From the outside, Wayne Subica’s nonprofit museum, Memories of Hawai‘i, is just another unassuming storefront on Hilo’s Keawe Street. Inside, it’s an impressive, extensive collection of memorabilia about Hawai‘i’s sports, plantation life and railroads. Where else could you learn about the time “the world’s fastest human,” Jesse Owens, raced the Big Island’s fastest horse? It was in Hilo’s Ho‘olulu Park in 1946—and the horse won by a neck.

“I want to preserve and show how plantation life was back before everything went out of sugar,” says Subica, a retired USDA employee. He displays such bygone items as bango (number) tags, which sugar plantations used to identify and pay workers; an 1890 coffee grinder; and the brass whistle that used to announce lunchtime at the Kohala Sugar Company. One display lists all 157 cars registered on the Big Island in 1910; it’s interesting for its familiar Hawai‘i surnames as well as the automobile models it mentions: Studebakers and Hupmobiles as well as Cadillacs and Fords. There’s a 1915 license plate made of porcelain ( #352) and a nine-foot-tall 1920s gas pump.

Subica says people who stop into his museum often discover photos of grandparents or of themselves as children—like the man who recently saw a 1933 photo of Babe Ruth tossing coins to kids from his arriving ship. “He called out to me, ‘Hey! I was the one diving for the coins!’” says Subica. “Every week something like that happens in here.”
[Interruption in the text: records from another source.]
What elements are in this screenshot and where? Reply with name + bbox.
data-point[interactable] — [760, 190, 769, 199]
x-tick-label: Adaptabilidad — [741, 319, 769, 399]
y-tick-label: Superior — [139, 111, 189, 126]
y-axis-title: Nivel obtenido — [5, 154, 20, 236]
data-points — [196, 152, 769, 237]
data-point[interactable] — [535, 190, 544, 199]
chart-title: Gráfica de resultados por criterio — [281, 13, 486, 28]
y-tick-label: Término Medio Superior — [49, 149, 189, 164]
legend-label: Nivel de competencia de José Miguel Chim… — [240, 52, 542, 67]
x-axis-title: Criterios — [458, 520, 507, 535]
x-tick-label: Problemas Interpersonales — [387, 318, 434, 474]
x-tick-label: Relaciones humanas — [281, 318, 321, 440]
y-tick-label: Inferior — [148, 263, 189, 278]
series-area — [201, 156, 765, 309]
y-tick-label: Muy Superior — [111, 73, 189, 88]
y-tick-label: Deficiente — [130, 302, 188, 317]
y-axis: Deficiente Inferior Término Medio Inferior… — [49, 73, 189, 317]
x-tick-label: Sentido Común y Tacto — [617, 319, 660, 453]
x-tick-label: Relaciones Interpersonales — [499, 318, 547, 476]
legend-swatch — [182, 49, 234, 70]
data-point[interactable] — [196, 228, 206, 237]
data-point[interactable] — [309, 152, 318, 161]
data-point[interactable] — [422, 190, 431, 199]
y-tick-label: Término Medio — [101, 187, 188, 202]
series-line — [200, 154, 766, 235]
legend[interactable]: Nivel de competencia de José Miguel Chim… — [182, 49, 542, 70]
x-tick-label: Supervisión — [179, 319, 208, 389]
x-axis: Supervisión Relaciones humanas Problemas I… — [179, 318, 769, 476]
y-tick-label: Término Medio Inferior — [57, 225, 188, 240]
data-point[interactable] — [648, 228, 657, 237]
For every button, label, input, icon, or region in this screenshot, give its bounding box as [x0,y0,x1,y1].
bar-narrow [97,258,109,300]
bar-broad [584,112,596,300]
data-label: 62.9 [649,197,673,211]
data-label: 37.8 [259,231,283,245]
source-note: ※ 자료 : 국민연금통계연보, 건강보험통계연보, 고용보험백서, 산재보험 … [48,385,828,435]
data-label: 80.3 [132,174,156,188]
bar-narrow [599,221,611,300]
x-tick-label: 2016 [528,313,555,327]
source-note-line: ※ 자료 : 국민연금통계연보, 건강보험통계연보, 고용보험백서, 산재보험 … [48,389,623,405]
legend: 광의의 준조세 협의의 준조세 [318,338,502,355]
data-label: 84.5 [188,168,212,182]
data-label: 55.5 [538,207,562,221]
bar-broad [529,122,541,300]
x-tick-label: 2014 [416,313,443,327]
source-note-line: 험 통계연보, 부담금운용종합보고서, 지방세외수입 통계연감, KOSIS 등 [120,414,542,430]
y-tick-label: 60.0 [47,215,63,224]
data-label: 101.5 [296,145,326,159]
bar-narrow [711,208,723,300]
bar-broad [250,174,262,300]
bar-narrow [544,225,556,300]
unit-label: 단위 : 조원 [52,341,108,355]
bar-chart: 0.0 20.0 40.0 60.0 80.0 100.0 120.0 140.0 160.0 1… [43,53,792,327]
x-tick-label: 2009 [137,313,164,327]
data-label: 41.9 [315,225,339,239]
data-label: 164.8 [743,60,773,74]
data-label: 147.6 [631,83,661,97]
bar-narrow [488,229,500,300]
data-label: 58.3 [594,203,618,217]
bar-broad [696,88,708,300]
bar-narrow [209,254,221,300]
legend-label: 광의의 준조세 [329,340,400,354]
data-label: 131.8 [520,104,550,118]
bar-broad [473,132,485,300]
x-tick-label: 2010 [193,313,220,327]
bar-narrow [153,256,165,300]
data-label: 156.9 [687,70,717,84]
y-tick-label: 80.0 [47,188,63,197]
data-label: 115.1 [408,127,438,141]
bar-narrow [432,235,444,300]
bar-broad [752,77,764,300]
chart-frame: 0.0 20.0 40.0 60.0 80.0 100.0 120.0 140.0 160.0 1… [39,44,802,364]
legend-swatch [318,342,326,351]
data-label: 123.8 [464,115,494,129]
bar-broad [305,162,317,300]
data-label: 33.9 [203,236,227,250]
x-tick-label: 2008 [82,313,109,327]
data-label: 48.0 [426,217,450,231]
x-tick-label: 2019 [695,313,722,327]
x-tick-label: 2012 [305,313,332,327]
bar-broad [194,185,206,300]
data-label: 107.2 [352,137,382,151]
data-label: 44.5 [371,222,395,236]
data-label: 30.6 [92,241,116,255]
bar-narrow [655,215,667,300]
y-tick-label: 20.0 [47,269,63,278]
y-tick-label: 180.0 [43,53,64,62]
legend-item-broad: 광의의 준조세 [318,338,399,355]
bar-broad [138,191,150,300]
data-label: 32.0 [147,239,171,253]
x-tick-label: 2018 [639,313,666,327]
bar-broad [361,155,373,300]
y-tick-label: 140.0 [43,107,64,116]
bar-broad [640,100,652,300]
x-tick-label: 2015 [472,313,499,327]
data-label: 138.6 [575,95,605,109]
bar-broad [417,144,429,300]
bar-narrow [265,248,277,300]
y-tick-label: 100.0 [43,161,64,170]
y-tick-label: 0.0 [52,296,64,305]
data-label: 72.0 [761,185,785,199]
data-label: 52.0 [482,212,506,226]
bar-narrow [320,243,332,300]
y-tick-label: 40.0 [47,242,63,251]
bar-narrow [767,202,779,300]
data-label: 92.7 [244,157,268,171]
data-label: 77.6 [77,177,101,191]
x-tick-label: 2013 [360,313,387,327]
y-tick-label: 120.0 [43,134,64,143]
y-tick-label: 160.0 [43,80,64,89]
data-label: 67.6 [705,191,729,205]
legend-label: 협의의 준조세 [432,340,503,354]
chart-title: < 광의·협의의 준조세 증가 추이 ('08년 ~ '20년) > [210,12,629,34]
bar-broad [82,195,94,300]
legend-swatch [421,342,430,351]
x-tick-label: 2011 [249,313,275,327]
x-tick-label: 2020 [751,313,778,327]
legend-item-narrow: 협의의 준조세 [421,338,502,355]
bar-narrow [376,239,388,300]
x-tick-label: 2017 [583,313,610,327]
After just a year in existence, the museum is already outgrowing its space. Subica’s working to acquire Hilo’s historic railroad round house, where the town’s trains were repaired and stored, to relocate his museum. And he could keep his train there, too, if that dream comes to fruition—he’s found, in California, a restored train that ran between several Hawai‘i sugar plantations in the ’20s and ’30s, and he’s hoping to buy it and bring it home, to run from the docks to downtown. “Wouldn’t that be great,” he enthuses, “to bring a 1925 train from Hilo back to where it came from?” Memories of Hawai‘i is at 301 Keawe St. in Hilo.